Companies will also do the math: Rewriting is always a tough choice linked with high costs, and that’s where Google really kicks in with Carbon and its easy “translatability” from C++.
From my monitoring tool
Not a Rust nor a Haskell developer. I think two years later things seem to look good on the saving side.
Functional programming languages are often or put into the “for math” corner for many good and bad reasons.
I think Rust making clear it wants to be a C++ replacement and sticking to that premise helped. I also think the trope of Rust being super hard helped with making the community more welcoming. I know Haskell had that for a short time as well, but being more focused on purity, which feels like a fire value this was only reflected in tutorials and less in trading purity for convenience.
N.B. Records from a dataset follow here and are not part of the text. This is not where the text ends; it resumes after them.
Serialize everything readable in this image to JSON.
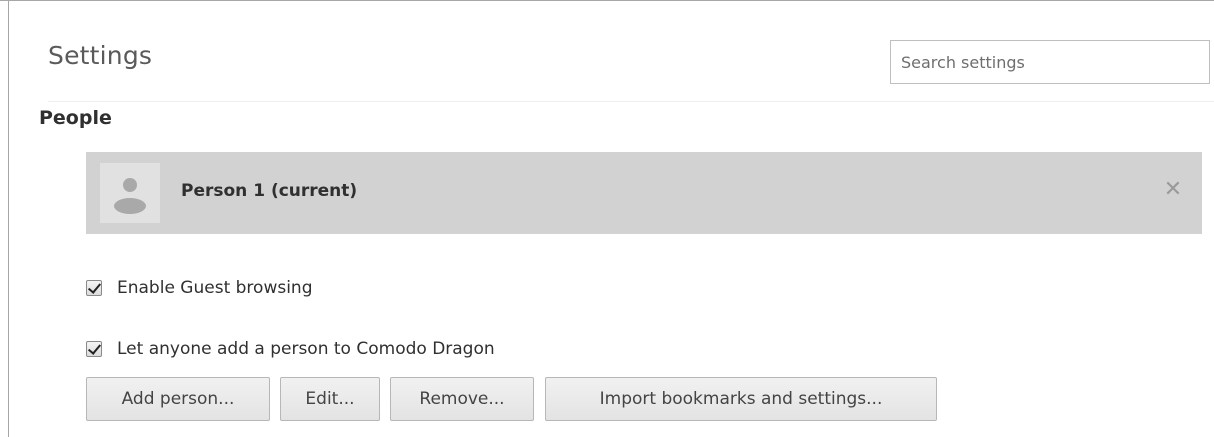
{
  "header": {
    "title": "Settings",
    "search_placeholder": "Search settings"
  },
  "people": {
    "section_title": "People",
    "profile": {
      "name": "Person 1 (current)",
      "avatar_icon": "person-silhouette-icon",
      "remove_icon": "close-icon"
    },
    "options": [
      {
        "label": "Enable Guest browsing",
        "checked": true
      },
      {
        "label": "Let anyone add a person to Comodo Dragon",
        "checked": true
      }
    ],
    "buttons": {
      "add": "Add person...",
      "edit": "Edit...",
      "remove": "Remove...",
      "import": "Import bookmarks and settings..."
    }
  },
  "colors": {
    "profile_row_bg": "#d2d2d2",
    "button_border": "#b7b7b7",
    "text": "#303030"
  }
}
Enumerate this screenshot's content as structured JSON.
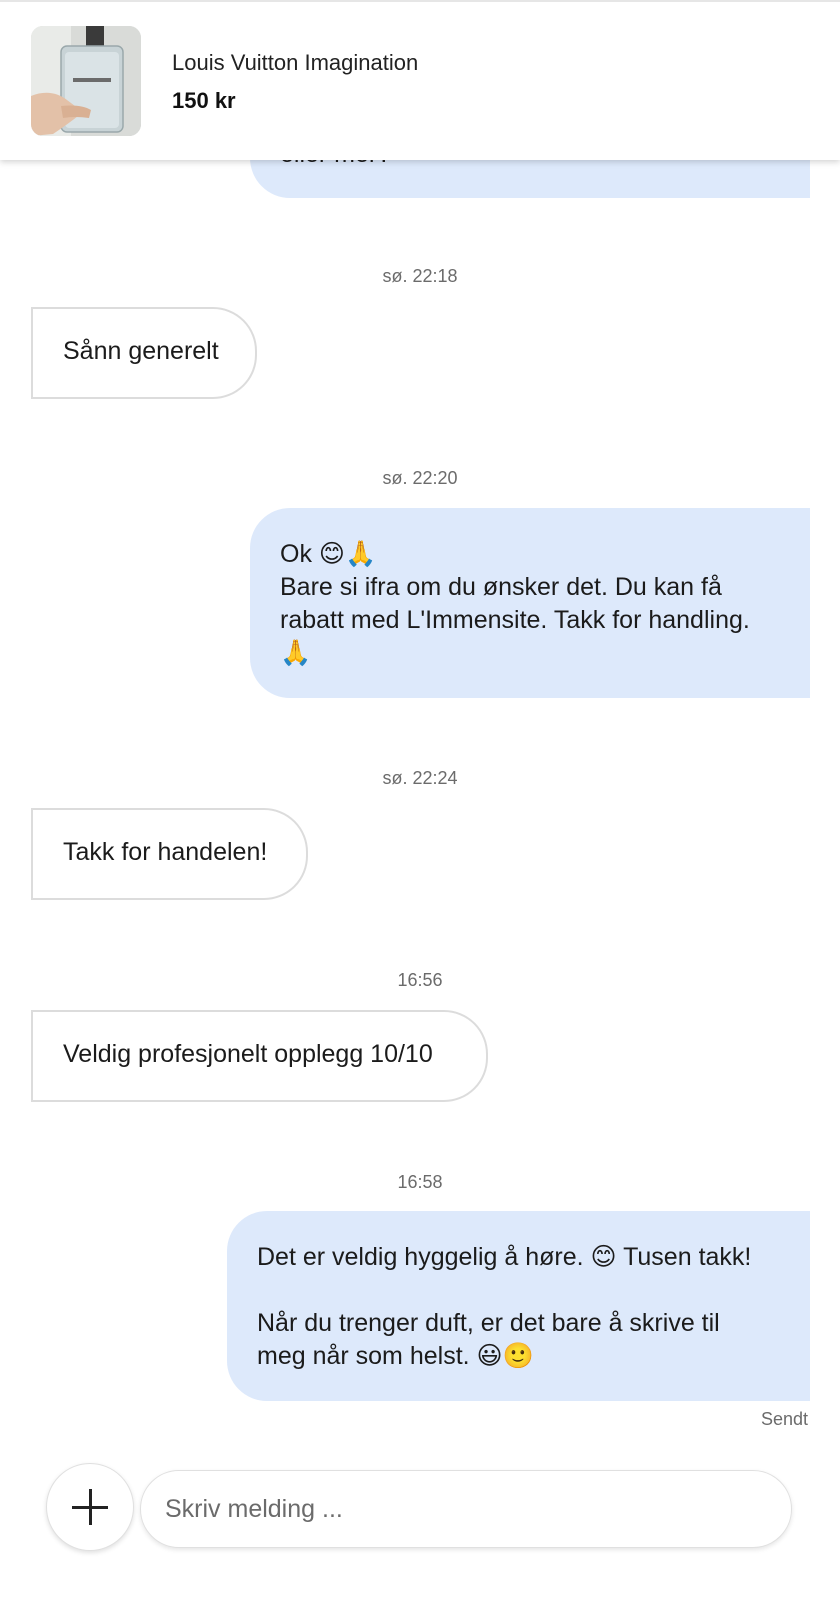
{
  "header": {
    "title": "Louis Vuitton Imagination",
    "price": "150 kr",
    "thumbnail_icon": "perfume-bottle-photo"
  },
  "messages": [
    {
      "direction": "outgoing",
      "text": "eller mer?"
    },
    {
      "timestamp": "sø. 22:18"
    },
    {
      "direction": "incoming",
      "text": "Sånn generelt"
    },
    {
      "timestamp": "sø. 22:20"
    },
    {
      "direction": "outgoing",
      "lines": [
        "Ok 😊🙏",
        "Bare si ifra om du ønsker det. Du kan få",
        "rabatt med L'Immensite. Takk for handling.",
        "🙏"
      ]
    },
    {
      "timestamp": "sø. 22:24"
    },
    {
      "direction": "incoming",
      "text": "Takk for handelen!"
    },
    {
      "timestamp": "16:56"
    },
    {
      "direction": "incoming",
      "text": "Veldig profesjonelt opplegg 10/10"
    },
    {
      "timestamp": "16:58"
    },
    {
      "direction": "outgoing",
      "lines": [
        "Det er veldig hyggelig å høre. 😊 Tusen takk!",
        "",
        "Når du trenger duft, er det bare å skrive til",
        "meg når som helst. 😃🙂"
      ]
    }
  ],
  "status": "Sendt",
  "composer": {
    "placeholder": "Skriv melding ...",
    "add_icon": "plus-icon"
  },
  "colors": {
    "outgoing_bubble": "#dde9fb",
    "incoming_border": "#dcdcdc",
    "timestamp": "#6b6b6b"
  }
}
As someone who now and then read news on Rust when they were on lobsters I think they actually at times feel more like doing the Perl thing (TIMTOWTDI) with adding semi-hacky convenience. I personally tend to not be a huge fan of this because it makes it hard to understand the whole language. And code from X years ago starts to feel hard to impossible to read especially for newcomers which don’t know the old ways.
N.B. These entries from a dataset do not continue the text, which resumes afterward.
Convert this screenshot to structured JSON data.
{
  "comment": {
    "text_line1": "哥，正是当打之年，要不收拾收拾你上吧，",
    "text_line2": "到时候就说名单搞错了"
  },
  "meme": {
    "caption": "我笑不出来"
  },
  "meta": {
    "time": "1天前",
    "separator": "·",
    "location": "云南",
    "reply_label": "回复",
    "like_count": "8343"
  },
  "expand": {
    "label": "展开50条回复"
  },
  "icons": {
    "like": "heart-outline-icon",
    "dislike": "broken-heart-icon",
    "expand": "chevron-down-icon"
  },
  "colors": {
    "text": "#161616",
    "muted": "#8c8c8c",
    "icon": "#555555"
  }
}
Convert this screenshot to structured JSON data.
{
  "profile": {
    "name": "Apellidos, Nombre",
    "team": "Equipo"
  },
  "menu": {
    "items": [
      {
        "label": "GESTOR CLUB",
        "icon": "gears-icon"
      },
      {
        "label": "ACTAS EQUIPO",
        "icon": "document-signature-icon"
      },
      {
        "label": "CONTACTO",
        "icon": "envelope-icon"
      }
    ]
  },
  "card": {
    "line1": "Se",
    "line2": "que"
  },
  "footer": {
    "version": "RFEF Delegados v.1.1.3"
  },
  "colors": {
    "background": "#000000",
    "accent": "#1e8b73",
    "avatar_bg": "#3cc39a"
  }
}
To be honest I think this is a big reason for why new languages always feel so great. They have none of these hacks and old and new ways of doing stuff.
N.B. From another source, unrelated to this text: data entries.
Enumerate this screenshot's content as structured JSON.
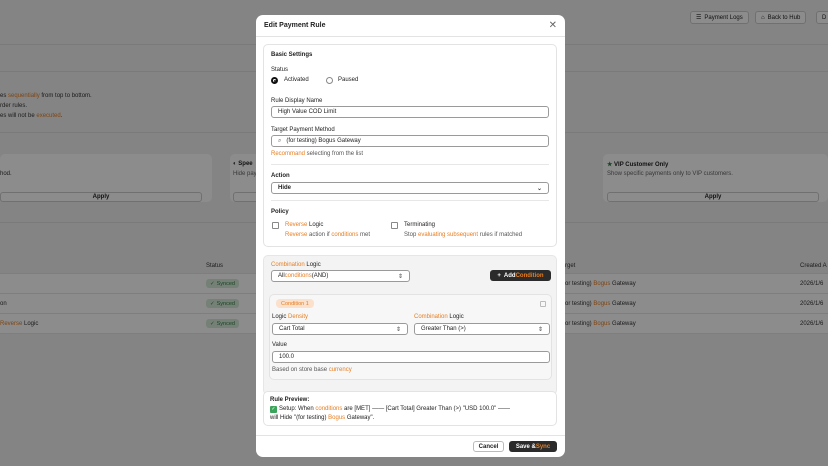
{
  "background": {
    "topbar": {
      "payment_logs": "Payment Logs",
      "back_to_hub": "Back to Hub",
      "extra": "D"
    },
    "info_lines": [
      {
        "a": "es ",
        "b": "sequentially",
        "c": " from top to bottom."
      },
      {
        "a": "rder rules.",
        "b": "",
        "c": ""
      },
      {
        "a": "es will not be ",
        "b": "executed",
        "c": "."
      }
    ],
    "cards": [
      {
        "title": "Spee",
        "desc": "Hide pay",
        "apply": ""
      },
      {
        "title": "VIP Customer Only",
        "desc": "Show specific payments only to VIP customers.",
        "apply": "Apply"
      }
    ],
    "left_card": {
      "desc": "hod.",
      "apply": "Apply"
    },
    "table": {
      "headers": {
        "status": "Status",
        "target": "rget",
        "created": "Created A"
      },
      "rows": [
        {
          "name": "",
          "name_orange": "",
          "status": "Synced",
          "target_a": "or testing) ",
          "target_b": "Bogus",
          "target_c": " Gateway",
          "created": "2026/1/6"
        },
        {
          "name": "on",
          "name_orange": "",
          "status": "Synced",
          "target_a": "or testing) ",
          "target_b": "Bogus",
          "target_c": " Gateway",
          "created": "2026/1/6"
        },
        {
          "name": " Logic",
          "name_orange": "Reverse",
          "status": "Synced",
          "target_a": "or testing) ",
          "target_b": "Bogus",
          "target_c": " Gateway",
          "created": "2026/1/6"
        }
      ]
    }
  },
  "modal": {
    "title": "Edit Payment Rule",
    "basic": {
      "heading": "Basic Settings",
      "status_label": "Status",
      "activated": "Activated",
      "paused": "Paused",
      "display_name_label": "Rule Display Name",
      "display_name_value": "High Value COD Limit",
      "target_label": "Target Payment Method",
      "target_value": "(for testing) Bogus Gateway",
      "hint_orange": "Recommand",
      "hint_rest": " selecting from the list",
      "action_label": "Action",
      "action_value": "Hide",
      "policy_label": "Policy",
      "reverse_a": "Reverse",
      "reverse_b": " Logic",
      "reverse_desc_a": "Reverse",
      "reverse_desc_b": " action if ",
      "reverse_desc_c": "conditions",
      "reverse_desc_d": " met",
      "terminating": "Terminating",
      "term_desc_a": "Stop ",
      "term_desc_b": "evaluating subsequent",
      "term_desc_c": " rules if matched"
    },
    "combination": {
      "label_orange": "Combination",
      "label_rest": " Logic",
      "value_a": "All ",
      "value_b": "conditions",
      "value_c": " (AND)",
      "add_a": "Add ",
      "add_b": "Condition"
    },
    "condition": {
      "tag": "Condition 1",
      "logic_label_a": "Logic ",
      "logic_label_b": "Density",
      "logic_value": "Cart Total",
      "comb_label_a": "Combination",
      "comb_label_b": " Logic",
      "comb_value": "Greater Than (>)",
      "value_label": "Value",
      "value_value": "100.0",
      "note_a": "Based on store base ",
      "note_b": "currency"
    },
    "preview": {
      "heading": "Rule Preview:",
      "line1_a": "Setup: When ",
      "line1_b": "conditions",
      "line1_c": " are [MET] —— [Cart Total] Greater Than (>) \"USD 100.0\" ——",
      "line2_a": "will Hide \"(for testing) ",
      "line2_b": "Bogus",
      "line2_c": " Gateway\"."
    },
    "footer": {
      "cancel": "Cancel",
      "save_a": "Save & ",
      "save_b": "Sync"
    }
  },
  "colors": {
    "accent": "#e67e22",
    "dark_button": "#2b2b2b",
    "synced_bg": "#d5ecd9"
  }
}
Like I said I’m not a Rust programmer but given that this hits a lot of languages while I see that Rust is used in enough areas that it likely won’t go the Haskell way in the mid to long term I think in the long term it might accumulate a lot of “old baggage”. That’s usually especially true for the ecosystem parts. The hype b usually goes down overtime but code and libraries stick around and maybe someone wants to do Rust 2 to get rid of that baggage but that might be when people switch away for good. You need to be really big like Python to survive this and then it took a long time there. And compared to other languages their changes were actually not that big for many projects.
Epilogue not withstanding, I think the decrease in excitement around Haskell (to whatever degree we can agree is real), it has a lot less to due with the language, programming style, etc and a lot more to do with the cloud. At the end of the 00s everyone realized that the improvement in CPU speed was going to tail off and we needed to focus on parallel execution on one hand and performance-per-watt on the other. Then came the cloud and made it easier to parallelize across machines rather than across CPU cores. The server rack space issue and the energy issue became the cloud provider’s problem (margin?). Eventually that trend will slow and we will once again be focusing on compute density at smaller scales. I’m not sure what that will look like or if enthusiasm for Haskell will pick back up though.